AI makes another model plausible: continuous evidence gathering. If a student learns through a conversational system that tracks errors, recoveries, explanations, and repeated misunderstandings over time, you can build a far richer picture of mastery than a midterm ever captured. The test starts to dissolve into the learning process itself.

That possibility is easy to oversell. Continuous assessment raises nasty questions about surveillance, data rights, and how much inference a system should be allowed to make about a learner’s mind. It also depends on trust in the underlying models, which still hallucinate, misread context, and reflect the biases of their training data. A bad examiner who never sleeps is not progress.

Even so, the direction is compelling. A teacher who knows that one student consistently confuses correlation with causation, while another applies the concept correctly in conversation but freezes on formal wording, has a much better basis for intervention than a number at the top of a quiz. Assessment becomes less theatrical and more diagnostic.

If that happens, the institution changes with it. The classroom stops orbiting the exam quite so tightly. Cramming loses some of its power. So does the old game where students learn the shape of the test rather than the structure of the subject.

The bottleneck moved from compute to institutions

It is tempting to read all this as a straightforward technological victory waiting for adoption. The reality is messier. Schools and universities change slowly for reasons that are sometimes frustrating and sometimes wise. Education is one domain where “move fast and break things” translates into breaking years of a child’s development.

At the same time, institutions cannot hide behind slowness forever. The technology is changing on a six-month cadence. Families, students, and employers are already adapting around formal systems. When institutions fail to offer a coherent way to use AI for learning, they do not preserve the old model. They simply drive usage underground, where the worst incentives dominate.

The open question is not whether students will have machine assistance. They already do. The question is whether schools can shape that assistance into something that deepens learning instead of hollowing it out.

That requires a more ambitious response than plagiarism detectors and honor code updates. It means redesigning assignments so that process is visible, not just outputs. It means building classroom workflows where AI can personalize practice without replacing thought. It means training teachers in prompt design, error analysis, and tool limitations, which is a more serious task than dropping a chatbot icon into the school portal and declaring innovation achieved.
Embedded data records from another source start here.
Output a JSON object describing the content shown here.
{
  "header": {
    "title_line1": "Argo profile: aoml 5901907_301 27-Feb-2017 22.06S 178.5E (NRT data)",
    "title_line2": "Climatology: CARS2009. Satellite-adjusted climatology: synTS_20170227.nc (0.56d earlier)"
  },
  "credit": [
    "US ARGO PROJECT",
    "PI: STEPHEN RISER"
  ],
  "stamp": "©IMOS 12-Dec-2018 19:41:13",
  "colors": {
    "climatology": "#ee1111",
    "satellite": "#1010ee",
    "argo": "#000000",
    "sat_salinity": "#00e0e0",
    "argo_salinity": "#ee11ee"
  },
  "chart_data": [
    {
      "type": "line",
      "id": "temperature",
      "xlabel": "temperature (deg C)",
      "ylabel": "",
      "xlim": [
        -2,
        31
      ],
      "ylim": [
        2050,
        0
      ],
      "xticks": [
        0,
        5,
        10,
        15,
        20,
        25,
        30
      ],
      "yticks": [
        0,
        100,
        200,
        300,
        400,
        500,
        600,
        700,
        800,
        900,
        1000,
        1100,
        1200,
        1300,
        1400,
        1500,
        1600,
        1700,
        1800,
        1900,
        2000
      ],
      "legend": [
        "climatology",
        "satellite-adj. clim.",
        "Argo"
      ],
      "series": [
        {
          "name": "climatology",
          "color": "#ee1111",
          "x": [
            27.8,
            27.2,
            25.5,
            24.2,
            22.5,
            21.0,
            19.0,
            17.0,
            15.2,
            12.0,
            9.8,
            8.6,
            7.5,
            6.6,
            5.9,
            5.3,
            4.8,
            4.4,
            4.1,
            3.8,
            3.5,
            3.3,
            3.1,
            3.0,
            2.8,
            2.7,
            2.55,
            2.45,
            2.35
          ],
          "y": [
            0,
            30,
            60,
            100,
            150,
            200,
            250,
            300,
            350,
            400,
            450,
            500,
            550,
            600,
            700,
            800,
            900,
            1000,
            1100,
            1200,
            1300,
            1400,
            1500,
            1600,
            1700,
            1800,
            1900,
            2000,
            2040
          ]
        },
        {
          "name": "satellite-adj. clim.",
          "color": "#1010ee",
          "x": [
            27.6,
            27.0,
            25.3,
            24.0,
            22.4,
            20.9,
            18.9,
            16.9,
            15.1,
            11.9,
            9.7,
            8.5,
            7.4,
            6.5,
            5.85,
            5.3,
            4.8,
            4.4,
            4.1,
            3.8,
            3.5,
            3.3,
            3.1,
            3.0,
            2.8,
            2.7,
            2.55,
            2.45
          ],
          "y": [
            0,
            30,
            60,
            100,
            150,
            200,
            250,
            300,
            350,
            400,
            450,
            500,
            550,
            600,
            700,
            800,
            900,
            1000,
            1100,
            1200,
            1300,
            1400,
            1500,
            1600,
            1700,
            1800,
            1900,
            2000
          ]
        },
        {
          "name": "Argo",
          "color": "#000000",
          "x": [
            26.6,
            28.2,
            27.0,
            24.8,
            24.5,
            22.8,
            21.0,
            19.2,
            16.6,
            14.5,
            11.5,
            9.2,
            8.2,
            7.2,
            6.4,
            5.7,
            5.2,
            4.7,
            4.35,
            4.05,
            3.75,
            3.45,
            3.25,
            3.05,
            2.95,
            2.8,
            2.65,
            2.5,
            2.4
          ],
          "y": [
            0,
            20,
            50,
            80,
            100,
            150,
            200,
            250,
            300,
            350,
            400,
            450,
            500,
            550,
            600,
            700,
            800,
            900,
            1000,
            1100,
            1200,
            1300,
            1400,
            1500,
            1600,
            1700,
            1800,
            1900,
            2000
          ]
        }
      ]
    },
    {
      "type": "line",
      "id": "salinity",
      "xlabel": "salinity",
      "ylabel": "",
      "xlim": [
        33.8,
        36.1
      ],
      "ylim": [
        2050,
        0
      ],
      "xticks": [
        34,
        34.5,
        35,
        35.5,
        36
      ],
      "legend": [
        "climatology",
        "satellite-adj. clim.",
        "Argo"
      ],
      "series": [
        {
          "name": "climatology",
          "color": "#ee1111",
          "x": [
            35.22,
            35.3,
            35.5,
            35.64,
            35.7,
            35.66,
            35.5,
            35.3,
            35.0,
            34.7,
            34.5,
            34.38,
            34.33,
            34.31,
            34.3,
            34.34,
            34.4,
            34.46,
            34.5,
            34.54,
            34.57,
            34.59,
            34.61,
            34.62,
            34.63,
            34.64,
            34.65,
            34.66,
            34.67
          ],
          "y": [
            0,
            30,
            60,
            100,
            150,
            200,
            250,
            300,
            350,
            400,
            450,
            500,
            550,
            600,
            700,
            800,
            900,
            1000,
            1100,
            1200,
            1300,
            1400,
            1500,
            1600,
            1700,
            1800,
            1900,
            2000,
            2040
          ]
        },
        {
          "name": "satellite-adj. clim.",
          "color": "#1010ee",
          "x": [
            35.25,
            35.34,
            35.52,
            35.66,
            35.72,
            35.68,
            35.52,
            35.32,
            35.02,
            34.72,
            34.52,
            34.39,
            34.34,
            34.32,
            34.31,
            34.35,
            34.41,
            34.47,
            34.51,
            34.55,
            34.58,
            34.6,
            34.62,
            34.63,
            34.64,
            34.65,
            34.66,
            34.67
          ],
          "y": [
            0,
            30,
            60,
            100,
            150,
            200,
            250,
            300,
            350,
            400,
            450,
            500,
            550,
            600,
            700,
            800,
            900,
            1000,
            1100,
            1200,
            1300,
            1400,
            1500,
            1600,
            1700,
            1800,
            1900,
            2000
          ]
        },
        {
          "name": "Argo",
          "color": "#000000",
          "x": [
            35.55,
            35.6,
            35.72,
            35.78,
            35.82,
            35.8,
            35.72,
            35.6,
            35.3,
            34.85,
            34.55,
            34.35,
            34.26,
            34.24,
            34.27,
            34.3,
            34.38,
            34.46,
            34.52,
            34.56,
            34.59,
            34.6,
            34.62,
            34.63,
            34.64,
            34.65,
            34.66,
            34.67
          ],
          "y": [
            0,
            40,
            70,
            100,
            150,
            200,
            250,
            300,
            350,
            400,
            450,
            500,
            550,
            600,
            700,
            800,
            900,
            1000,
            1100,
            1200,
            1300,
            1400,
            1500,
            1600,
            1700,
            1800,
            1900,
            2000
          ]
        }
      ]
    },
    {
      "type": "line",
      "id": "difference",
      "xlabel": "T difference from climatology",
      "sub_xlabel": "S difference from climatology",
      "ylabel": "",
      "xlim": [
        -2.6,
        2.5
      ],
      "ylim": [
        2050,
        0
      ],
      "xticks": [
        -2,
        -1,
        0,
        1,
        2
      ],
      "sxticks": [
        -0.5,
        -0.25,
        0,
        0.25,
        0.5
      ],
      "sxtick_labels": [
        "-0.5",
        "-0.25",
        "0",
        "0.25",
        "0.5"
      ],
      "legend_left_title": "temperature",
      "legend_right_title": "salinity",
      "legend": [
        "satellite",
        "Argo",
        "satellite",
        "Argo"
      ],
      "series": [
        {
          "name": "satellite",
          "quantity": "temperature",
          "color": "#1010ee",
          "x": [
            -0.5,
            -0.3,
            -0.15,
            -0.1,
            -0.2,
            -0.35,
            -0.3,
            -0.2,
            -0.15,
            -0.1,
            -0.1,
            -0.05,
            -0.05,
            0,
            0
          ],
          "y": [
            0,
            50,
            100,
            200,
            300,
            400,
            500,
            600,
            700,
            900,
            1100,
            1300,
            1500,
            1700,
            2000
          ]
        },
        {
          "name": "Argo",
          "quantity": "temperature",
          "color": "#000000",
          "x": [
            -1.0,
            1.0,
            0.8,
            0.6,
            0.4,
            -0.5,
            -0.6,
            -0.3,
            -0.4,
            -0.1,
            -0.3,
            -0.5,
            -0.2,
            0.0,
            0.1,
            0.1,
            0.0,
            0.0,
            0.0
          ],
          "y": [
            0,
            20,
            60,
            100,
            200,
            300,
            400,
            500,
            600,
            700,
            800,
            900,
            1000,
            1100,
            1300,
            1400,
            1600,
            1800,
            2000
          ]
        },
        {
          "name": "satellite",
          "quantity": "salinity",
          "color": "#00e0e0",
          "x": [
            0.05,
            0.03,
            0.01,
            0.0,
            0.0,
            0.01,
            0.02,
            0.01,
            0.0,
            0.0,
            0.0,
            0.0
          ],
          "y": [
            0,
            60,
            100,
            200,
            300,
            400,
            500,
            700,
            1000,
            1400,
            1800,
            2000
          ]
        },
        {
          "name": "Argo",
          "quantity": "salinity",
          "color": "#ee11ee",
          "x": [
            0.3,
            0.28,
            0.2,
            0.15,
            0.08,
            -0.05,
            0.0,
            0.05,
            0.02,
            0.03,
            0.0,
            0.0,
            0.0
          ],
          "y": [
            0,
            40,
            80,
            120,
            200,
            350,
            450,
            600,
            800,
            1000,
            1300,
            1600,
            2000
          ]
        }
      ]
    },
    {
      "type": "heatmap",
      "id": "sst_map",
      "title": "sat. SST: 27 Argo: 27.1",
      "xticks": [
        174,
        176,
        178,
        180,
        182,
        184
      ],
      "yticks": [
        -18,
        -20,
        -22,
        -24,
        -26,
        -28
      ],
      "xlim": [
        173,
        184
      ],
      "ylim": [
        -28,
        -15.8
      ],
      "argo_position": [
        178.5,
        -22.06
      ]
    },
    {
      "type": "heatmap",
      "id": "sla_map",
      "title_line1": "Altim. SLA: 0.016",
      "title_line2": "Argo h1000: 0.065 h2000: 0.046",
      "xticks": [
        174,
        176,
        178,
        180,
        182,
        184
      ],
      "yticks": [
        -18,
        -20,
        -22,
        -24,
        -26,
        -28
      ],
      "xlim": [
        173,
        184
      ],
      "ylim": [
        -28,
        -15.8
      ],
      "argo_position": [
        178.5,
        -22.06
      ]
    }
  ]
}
For younger students, the challenge gets even more basic. What should an eight-year-old learn in a world where explanation is ambient and external memory is everywhere? Probably more fluency in reading, writing, numeracy, and attention than some futurists want to admit, because those remain the substrate for judging whether the machine makes sense. You cannot outsource discernment if you never built it.

A century-old dream, with new constraints

Bloom’s old puzzle is finally solvable in one narrow sense. We can now approximate personalized tutoring at a scale that would have looked ridiculous a decade ago. The machine is available, patient, adaptable, and cheap enough to spread.
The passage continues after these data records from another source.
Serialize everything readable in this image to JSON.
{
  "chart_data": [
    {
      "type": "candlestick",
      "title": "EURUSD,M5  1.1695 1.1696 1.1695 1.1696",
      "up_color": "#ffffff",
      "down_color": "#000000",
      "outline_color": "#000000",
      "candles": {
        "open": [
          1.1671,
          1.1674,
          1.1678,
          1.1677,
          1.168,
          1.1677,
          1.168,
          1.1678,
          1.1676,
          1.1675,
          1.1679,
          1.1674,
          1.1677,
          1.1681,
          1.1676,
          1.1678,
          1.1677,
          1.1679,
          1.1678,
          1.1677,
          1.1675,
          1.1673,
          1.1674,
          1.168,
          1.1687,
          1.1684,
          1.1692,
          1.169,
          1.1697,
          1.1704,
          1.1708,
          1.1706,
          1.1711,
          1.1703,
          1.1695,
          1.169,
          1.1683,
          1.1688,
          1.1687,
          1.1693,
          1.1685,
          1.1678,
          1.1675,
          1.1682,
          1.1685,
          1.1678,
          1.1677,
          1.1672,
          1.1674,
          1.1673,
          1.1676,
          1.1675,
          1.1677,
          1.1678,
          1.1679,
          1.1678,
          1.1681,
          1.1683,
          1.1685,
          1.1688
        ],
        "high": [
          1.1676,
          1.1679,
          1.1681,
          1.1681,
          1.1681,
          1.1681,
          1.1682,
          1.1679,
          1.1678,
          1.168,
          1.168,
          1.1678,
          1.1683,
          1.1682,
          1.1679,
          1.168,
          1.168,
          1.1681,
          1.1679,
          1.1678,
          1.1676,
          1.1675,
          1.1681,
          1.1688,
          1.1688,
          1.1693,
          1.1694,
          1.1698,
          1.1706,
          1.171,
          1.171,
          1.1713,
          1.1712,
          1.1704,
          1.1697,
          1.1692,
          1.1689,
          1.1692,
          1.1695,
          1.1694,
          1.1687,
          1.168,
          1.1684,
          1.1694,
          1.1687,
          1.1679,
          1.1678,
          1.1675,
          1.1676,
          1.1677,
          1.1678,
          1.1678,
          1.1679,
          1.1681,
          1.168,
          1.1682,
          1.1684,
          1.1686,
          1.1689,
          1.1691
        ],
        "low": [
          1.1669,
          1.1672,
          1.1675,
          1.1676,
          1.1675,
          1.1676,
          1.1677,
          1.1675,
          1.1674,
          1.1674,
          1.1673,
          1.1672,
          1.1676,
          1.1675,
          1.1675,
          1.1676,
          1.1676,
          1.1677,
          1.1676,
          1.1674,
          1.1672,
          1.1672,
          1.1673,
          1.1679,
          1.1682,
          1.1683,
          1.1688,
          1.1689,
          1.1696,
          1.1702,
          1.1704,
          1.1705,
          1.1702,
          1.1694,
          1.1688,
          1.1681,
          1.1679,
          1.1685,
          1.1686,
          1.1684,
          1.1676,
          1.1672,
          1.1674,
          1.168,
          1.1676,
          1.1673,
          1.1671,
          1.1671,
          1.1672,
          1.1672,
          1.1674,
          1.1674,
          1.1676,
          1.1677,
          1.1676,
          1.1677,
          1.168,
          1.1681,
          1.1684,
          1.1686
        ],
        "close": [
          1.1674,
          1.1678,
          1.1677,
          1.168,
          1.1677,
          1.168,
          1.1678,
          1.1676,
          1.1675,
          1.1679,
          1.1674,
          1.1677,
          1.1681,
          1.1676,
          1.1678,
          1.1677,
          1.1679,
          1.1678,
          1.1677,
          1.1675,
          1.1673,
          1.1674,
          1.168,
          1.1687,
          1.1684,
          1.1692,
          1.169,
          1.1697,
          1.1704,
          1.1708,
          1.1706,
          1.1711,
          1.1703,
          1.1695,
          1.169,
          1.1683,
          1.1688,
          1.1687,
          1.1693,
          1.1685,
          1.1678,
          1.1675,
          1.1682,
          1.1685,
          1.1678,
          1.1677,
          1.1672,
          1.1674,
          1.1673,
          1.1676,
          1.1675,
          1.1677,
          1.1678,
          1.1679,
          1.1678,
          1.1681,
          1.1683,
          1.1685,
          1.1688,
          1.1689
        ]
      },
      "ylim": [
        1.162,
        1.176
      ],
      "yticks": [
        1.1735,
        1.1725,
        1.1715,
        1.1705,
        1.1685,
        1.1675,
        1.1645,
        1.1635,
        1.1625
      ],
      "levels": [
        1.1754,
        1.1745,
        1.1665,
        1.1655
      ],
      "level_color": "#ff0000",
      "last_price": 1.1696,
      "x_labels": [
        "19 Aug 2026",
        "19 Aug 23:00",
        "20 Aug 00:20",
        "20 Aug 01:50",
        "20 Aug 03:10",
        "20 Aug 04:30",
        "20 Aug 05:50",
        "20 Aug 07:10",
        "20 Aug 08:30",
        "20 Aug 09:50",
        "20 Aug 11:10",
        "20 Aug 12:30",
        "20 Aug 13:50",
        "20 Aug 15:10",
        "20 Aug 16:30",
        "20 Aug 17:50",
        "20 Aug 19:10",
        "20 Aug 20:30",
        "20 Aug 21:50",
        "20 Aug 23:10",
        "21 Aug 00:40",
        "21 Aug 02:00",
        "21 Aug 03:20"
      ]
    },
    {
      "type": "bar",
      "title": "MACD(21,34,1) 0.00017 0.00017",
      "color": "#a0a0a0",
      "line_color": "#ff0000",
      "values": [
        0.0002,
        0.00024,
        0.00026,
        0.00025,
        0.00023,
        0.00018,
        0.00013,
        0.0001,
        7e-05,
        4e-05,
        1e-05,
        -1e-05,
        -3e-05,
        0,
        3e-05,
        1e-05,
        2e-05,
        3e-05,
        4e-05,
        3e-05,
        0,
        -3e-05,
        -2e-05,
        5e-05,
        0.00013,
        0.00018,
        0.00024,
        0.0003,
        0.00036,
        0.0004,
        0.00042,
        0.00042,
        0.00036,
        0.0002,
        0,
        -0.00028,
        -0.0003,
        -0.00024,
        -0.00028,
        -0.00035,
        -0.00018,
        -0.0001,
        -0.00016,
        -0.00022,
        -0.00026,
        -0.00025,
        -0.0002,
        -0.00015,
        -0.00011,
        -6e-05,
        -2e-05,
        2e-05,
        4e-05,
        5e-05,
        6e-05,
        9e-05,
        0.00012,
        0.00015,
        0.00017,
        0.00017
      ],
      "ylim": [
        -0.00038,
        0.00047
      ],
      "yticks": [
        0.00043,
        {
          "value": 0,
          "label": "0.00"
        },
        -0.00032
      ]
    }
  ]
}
But the hardest part was never only the explanation engine. It was arranging the surrounding system so that explanation becomes learning rather than substitution. That means products that invite effort instead of bypassing it, assessments that reward actual understanding, and institutions willing to redesign themselves without pretending the classroom was perfect before the chatbot arrived.
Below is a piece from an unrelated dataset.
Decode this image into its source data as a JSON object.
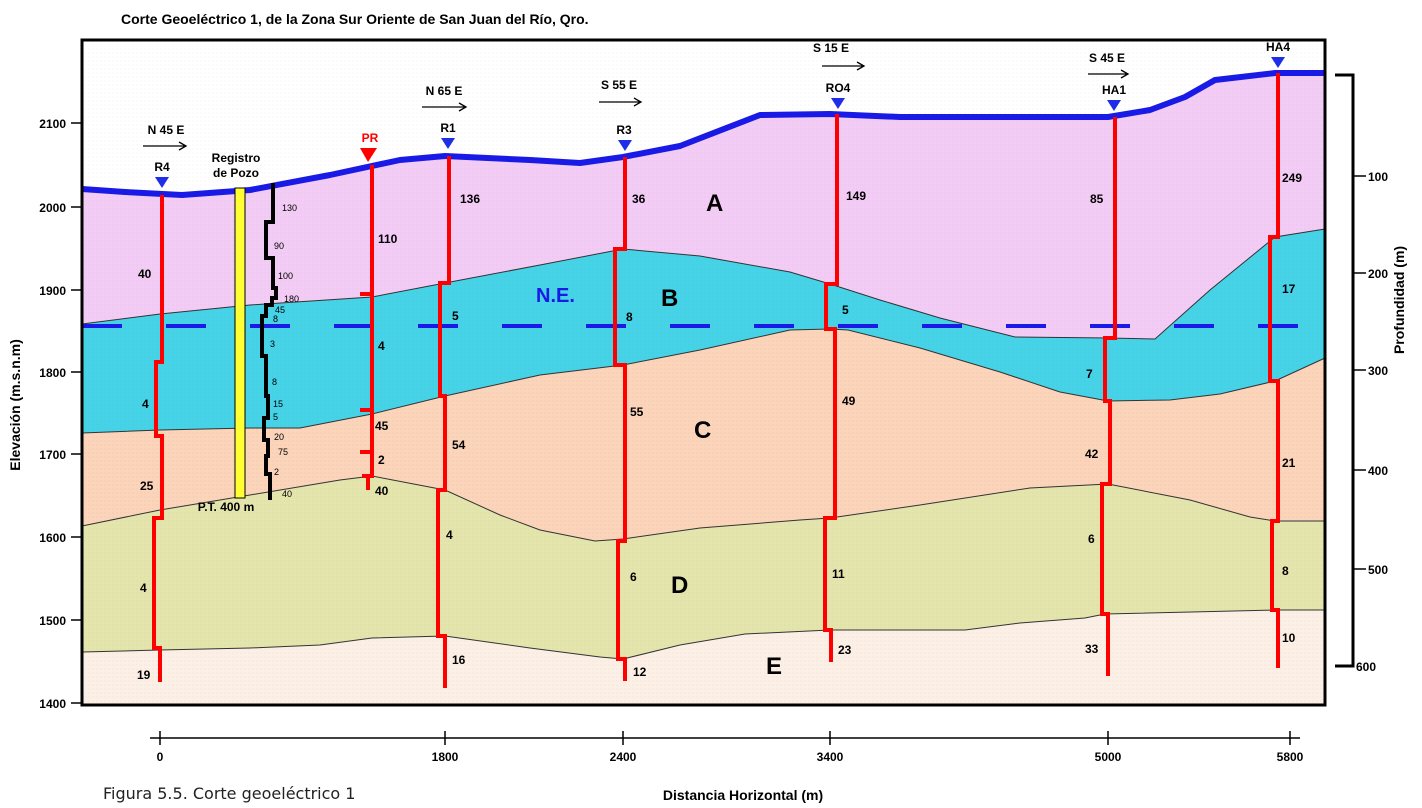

The seductive story is that AI will democratize elite education by giving everyone a tutor. The truer story is more demanding. AI can supply the tutor-like layer. Whether that becomes better education depends on everything around it: incentives, interfaces, teachers, norms, and the social purposes we still want schools to serve. The breakthrough is real, but it lands in a human system that does not automatically improve just because the software did.